- Classification: Protestant
- Orientation: Lutheran
- Theology: Confessional Lutheran
- Polity: Congregational
- President: David T. Mensing
- Associations: 9 mission stations in Russia and Nigeria
- Region: United States, especially Illinois, Washington, and Oregon
- Founder: Paul E. Kretzmann, Wallace McLaughlin, and others
- Origin: 1951, 1957 Okabena, Minnesota
- Separated from: Lutheran Church–Missouri Synod
- Absorbed: Fellowship of Lutheran Congregations (2004)
- Congregations: 5
- Ministers: 3
- Other name(s): Orthodox Lutheran Conference
- Official website: www.concordialutheranconf.com

= Concordia Lutheran Conference =

Small Lutheran denomination in North America

The Concordia Lutheran Conference (CLC) is a small organization of Lutheran churches in the United States which formed in 1956. It was a reorganization of some of the churches of the Orthodox Lutheran Conference (OLC), which had been formed in September 1951, in Okabena, Minnesota, following a break with Lutheran Church–Missouri Synod (LCMS). It is the remaining successor of the Orthodox Lutheran Conference. The current president is David T. Mensing, pastor of Peace Evangelical Lutheran Church in Oak Forest, Illinois. All members of the board of directors serve one year terms. The CLC has five congregations and is in fellowship with nine mission congregations in Russia and Nigeria.

==History==
In the 1930s, some theologians and leaders in the LCMS began advocating the establishment of altar and pulpit fellowship with the American Lutheran Church (ALC). One of these was Dr. Theodore Graebner, a professor at Concordia Seminary in St. Louis, Missouri. Graebner gave a lecture to a Texas pastors conference in 1934 that criticized what he saw as unnecessary legalism in the synod; it was published as a book, The Borderland of Right and Wrong, in 1935. In subsequent revisions of the book, Graebner took an increasingly less restrictive view of church union. Nevertheless, in 1943, he and a colleague at the seminary, Dr. Paul E. Kretzmann, co-authored a book against unionism, Toward Lutheran Union: A Scriptural and Historical Approach. However, in 1944, Graebner signed the "Statement of the Forty-four" which openly repudiated the synod's stand on church fellowship. Kretzmann, who staunchly supported the LCMS position, filed charges of false doctrine against Graebner. When nothing was done, Kretzmann resigned from the seminary and began organizing opposition.

Among those pastors who supported Kretzmann were Wallace McLaughlin, who eventually became, with Kretzmann, one of the founders of the OLC, and Harold Romoser, who was well connected to the president of the LCMS, John Behnken, but did not join the OLC. The synod's 1950 convention provided additional impetus to the eventual split when it approved the Common Confession that had been drawn up with the ALC.
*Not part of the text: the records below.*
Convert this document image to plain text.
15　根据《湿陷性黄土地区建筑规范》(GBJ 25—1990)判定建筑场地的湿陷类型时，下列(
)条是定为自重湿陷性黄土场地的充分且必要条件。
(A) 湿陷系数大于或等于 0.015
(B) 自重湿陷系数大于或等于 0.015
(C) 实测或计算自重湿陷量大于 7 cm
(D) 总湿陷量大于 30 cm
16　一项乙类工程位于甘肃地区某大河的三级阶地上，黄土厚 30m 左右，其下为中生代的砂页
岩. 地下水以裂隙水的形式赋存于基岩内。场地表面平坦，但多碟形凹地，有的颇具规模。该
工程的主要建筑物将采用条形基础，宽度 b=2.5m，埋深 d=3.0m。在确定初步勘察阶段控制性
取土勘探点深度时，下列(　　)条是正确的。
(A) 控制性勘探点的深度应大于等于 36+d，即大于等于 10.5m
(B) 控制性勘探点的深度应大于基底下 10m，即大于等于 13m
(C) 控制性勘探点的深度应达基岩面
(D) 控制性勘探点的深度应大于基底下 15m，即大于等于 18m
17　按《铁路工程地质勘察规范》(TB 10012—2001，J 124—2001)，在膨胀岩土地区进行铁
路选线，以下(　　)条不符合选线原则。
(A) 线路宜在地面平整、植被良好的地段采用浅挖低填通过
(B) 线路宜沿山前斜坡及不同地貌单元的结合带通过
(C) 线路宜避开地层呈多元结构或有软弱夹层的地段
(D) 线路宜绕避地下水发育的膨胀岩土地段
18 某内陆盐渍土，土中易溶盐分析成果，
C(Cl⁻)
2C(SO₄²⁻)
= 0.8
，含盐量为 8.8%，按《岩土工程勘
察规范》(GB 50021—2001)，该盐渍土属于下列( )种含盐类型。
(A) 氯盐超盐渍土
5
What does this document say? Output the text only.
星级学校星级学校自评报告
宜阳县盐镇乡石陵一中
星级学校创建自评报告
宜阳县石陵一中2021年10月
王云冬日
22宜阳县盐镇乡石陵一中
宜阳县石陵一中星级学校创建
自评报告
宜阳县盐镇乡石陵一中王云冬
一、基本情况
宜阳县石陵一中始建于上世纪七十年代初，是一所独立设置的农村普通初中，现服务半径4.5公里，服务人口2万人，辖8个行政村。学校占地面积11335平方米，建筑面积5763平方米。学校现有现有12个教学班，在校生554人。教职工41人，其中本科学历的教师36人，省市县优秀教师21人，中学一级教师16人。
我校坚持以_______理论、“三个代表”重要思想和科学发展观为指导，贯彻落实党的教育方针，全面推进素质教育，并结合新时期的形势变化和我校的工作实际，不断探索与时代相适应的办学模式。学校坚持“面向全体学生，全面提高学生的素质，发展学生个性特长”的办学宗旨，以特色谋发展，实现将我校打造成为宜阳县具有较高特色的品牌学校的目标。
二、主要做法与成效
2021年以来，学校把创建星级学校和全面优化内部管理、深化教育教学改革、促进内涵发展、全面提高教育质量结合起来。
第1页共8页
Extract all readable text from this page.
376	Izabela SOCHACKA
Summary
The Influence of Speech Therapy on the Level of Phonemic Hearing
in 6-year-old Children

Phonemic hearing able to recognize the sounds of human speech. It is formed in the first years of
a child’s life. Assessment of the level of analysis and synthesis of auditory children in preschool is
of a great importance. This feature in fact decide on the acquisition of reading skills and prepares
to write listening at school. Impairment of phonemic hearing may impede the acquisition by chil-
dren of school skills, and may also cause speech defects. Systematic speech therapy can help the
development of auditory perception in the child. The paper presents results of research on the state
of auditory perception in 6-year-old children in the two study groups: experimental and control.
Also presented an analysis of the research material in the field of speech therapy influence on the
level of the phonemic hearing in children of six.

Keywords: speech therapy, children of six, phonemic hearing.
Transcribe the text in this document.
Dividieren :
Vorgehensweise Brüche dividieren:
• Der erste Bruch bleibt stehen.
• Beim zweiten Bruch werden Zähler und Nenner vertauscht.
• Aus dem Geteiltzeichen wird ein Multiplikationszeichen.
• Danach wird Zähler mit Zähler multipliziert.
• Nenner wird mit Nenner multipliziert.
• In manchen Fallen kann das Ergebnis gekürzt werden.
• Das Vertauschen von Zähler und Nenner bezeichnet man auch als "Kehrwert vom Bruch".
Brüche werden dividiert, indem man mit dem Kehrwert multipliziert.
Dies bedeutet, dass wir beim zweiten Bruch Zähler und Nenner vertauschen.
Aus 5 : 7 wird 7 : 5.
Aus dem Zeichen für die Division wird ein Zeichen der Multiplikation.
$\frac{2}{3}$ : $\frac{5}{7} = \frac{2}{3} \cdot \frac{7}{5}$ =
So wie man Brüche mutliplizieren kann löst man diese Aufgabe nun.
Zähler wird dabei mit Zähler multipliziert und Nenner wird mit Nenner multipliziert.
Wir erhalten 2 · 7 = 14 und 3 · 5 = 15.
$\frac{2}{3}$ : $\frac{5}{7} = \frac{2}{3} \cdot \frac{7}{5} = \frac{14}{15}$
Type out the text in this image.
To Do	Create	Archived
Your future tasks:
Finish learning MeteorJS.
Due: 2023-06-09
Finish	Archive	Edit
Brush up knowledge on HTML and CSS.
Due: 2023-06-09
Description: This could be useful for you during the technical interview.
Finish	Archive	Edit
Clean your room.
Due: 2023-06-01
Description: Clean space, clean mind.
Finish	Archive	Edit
However, the big issue that drove the split was the question of whether breaking an engagement should be considered the same as getting a divorce. Historically, betrothal had been seen as the equivalent of marriage and was legally binding; however, the modern view of engagement had become prevalent in the United States in the twentieth century. The two views led to extended debate within the LCMS. On May 24, 1949, the faculty of Concordia Seminary issued a theological opinion that the modern practice of engagement was not the same as betrothal and that an engagement could be broken without sinning. In response, a group of laymen and a few pastors in St. Louis formed a study group and produced the "Confession of Faith Professed and Practiced by All True Lutherans". This document served as the basis for the OLC when it was founded on September 25, 1951, at St. John's Lutheran Church in Okabena, Minnesota. Originally the OLC consisted of ten pastors (one of whom later withdrew) and six laymen.

About four years later, the OLC split. Some of its members joined the Wisconsin Evangelical Lutheran Synod, some remained independent, and the remainder formed the CLC. Kretzmann, who taught at the OLC's seminary, had been accused of teaching false doctrine by another pastor, resulting in Kretzmann and those who supported him breaking fellowship with several of the congregations in the OLC; those congregations then formed the CLC.

In 2004, the CLC absorbed the congregations of the Fellowship of Lutheran Congregations. The FLC was organized in 1979, when a group of Lutheran congregations left the Lutheran Churches of the Reformation over issues of excommunication.

Scriptural Publications, the publishing arm of the CLC, has published an anthology, Historical Essays by David T. Mensing: The Missouri Synod's Slide into Heterodoxy, 1932–1947; The Establishment of Heterodoxy in the Missouri Synod, 1950; and The Founding of the Orthodox Lutheran Conference, 1951.

==Teachings==
The CLC describes itself as "orthodox," with special emphasis on the inerrant, literal interpretation of the Christian Bible. It subscribes to the Book of Concord and the Brief Statement of the Doctoral Position of the Missouri Synod in its doctrinal stance.

==Purpose==
The CLC is a gathering of churches to engage in tasks that would be hard for any one church to perform. This includes the training of future pastors in their seminary program.